Dive Brief:
- Walmart dropped the $35 minimum purchase requirement for its two-hour Express delivery service, which the retail giant launched last May.
- Delivery through Express now requires $10 on top of existing delivery charges. The retailer's Walmart+ subscription, which also launched last year, drops the second delivery fee.
- "Customers told us sometimes the items they needed in a hurry didn’t meet the minimum, so we’re removing it, making it even easier for customers to get what they need when they need it," Tom Ward, senior vice president of customer product, said in a press release.
Dive Insight:
Walmart ramped up the development of its two-hour delivery service last year as customers avoided stores in a consumer environment shaped by the COVID-19 pandemic.
Today the service is available at almost 3,000 Walmart stores and deploys a team of 170,000 personal shoppers to pick customers' orders. Included in Express are food, consumables and general merchandise. Ward said that customers lean on the service "when they're in a pinch," such as missing a dinner ingredient or in need of a household necessity like diapers.
As e-commerce demand took off during the pandemic, grocers like FreshDirect and Hy-Vee also added "express" services that charge a premium for faster fulfillment.
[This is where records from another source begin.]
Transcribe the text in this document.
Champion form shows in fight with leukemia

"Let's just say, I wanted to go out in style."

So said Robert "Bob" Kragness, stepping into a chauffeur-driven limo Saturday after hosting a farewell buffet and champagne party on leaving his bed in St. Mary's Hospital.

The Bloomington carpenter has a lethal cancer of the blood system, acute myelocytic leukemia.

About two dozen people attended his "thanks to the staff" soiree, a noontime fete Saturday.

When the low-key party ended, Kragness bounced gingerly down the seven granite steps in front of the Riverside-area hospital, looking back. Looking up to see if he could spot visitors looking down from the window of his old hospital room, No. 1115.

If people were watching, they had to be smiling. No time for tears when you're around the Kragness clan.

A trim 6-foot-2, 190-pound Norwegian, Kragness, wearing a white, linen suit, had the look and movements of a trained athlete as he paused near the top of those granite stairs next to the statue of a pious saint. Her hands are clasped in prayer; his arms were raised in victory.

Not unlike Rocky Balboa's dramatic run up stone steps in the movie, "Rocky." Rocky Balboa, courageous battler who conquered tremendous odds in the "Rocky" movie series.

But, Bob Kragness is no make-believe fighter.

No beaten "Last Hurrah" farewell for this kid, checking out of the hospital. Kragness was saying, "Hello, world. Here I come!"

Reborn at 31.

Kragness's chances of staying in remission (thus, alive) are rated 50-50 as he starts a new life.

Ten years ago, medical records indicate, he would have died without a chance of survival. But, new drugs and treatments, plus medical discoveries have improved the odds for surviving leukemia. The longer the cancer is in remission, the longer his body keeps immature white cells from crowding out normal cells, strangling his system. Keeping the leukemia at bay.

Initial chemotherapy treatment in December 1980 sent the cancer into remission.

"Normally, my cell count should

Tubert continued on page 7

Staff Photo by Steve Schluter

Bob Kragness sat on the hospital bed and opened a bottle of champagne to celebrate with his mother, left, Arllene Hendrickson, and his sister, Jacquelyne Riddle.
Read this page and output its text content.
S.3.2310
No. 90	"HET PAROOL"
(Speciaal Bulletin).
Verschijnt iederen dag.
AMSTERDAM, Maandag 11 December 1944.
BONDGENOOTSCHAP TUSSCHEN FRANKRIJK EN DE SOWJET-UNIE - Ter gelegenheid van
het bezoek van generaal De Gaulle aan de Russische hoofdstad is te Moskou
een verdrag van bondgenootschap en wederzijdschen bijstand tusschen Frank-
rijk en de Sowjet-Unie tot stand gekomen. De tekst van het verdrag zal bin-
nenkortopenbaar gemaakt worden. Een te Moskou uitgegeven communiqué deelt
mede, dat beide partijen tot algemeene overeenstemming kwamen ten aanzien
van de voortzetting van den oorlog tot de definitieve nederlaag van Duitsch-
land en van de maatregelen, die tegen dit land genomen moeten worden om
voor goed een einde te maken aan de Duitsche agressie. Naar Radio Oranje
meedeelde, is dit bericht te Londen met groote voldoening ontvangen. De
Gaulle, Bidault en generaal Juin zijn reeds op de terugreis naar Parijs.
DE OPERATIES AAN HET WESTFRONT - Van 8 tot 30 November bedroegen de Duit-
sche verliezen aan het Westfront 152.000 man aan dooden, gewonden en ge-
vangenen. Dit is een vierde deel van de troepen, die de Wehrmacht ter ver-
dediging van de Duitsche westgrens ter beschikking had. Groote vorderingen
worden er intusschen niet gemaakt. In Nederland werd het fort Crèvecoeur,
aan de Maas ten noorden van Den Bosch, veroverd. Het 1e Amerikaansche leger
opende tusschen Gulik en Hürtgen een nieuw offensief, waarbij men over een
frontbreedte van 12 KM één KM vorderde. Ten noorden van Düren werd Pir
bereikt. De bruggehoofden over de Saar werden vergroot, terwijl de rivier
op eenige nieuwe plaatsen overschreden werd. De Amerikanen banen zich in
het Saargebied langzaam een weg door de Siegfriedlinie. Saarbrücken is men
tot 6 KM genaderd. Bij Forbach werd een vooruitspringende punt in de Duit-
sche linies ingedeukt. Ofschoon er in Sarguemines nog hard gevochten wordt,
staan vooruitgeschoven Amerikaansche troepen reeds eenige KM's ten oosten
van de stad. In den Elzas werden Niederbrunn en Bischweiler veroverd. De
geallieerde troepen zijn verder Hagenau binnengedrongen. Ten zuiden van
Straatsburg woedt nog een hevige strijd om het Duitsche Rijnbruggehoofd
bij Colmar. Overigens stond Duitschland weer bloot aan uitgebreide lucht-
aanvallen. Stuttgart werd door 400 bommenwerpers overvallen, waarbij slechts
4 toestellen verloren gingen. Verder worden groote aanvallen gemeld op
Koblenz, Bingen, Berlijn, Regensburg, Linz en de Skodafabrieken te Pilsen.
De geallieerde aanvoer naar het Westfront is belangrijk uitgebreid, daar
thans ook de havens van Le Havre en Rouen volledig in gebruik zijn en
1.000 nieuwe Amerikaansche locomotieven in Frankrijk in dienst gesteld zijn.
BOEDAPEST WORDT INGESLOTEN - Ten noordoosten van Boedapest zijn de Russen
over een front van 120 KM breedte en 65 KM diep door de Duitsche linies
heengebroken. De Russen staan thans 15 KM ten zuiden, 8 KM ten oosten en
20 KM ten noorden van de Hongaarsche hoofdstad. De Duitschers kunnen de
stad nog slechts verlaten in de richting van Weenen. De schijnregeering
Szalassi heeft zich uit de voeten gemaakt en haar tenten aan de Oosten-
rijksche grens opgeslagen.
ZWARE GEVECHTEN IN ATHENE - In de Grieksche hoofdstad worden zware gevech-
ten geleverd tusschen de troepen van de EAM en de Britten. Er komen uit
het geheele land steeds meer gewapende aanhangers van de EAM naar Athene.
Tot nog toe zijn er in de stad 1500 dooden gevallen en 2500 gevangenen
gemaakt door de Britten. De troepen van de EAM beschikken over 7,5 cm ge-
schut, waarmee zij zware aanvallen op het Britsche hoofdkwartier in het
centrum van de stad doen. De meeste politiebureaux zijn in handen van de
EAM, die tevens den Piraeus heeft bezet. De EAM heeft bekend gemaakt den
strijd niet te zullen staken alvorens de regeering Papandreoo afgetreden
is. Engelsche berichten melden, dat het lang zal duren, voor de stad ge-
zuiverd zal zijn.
Walmart's rapid service rivals Amazon's Prime Now rapid delivery, which has been a weapon in the e-commerce giant's arsenal for years now. At the time Walmart launched Express, Moody's senior retail analyst Charlie O'Shea described it as part of an "arms race" in delivery speed between Amazon and Walmart.
Another major salvo in that race was Walmart+, which comes with a $98 a year fee and gets subscribers free next-day and two-day shipping. In December, Walmart dropped the minimum purchase requirements on Walmart+ orders as well (but not for groceries and some other items).
Walmart+ gives Walmart a Prime-like loyalty program based around shipping, though it doesn't come with the extensive exclusive media offering of Prime Video and some of the other goodies attached to Amazon's membership. Even so, Walmart+ has gained potentially more than 8 million subscribers since officially launching last fall, according to a Consumer Intelligence Research Partners analysis.
The company has rapidly built up its ranks of e-commerce shoppers to meet elevated demand for grocery and other items. Walmart is also scaling up automated micro-fulfillment centers — or "local fulfillment centers," as it refers to them — that can further support rapid delivery and pickup.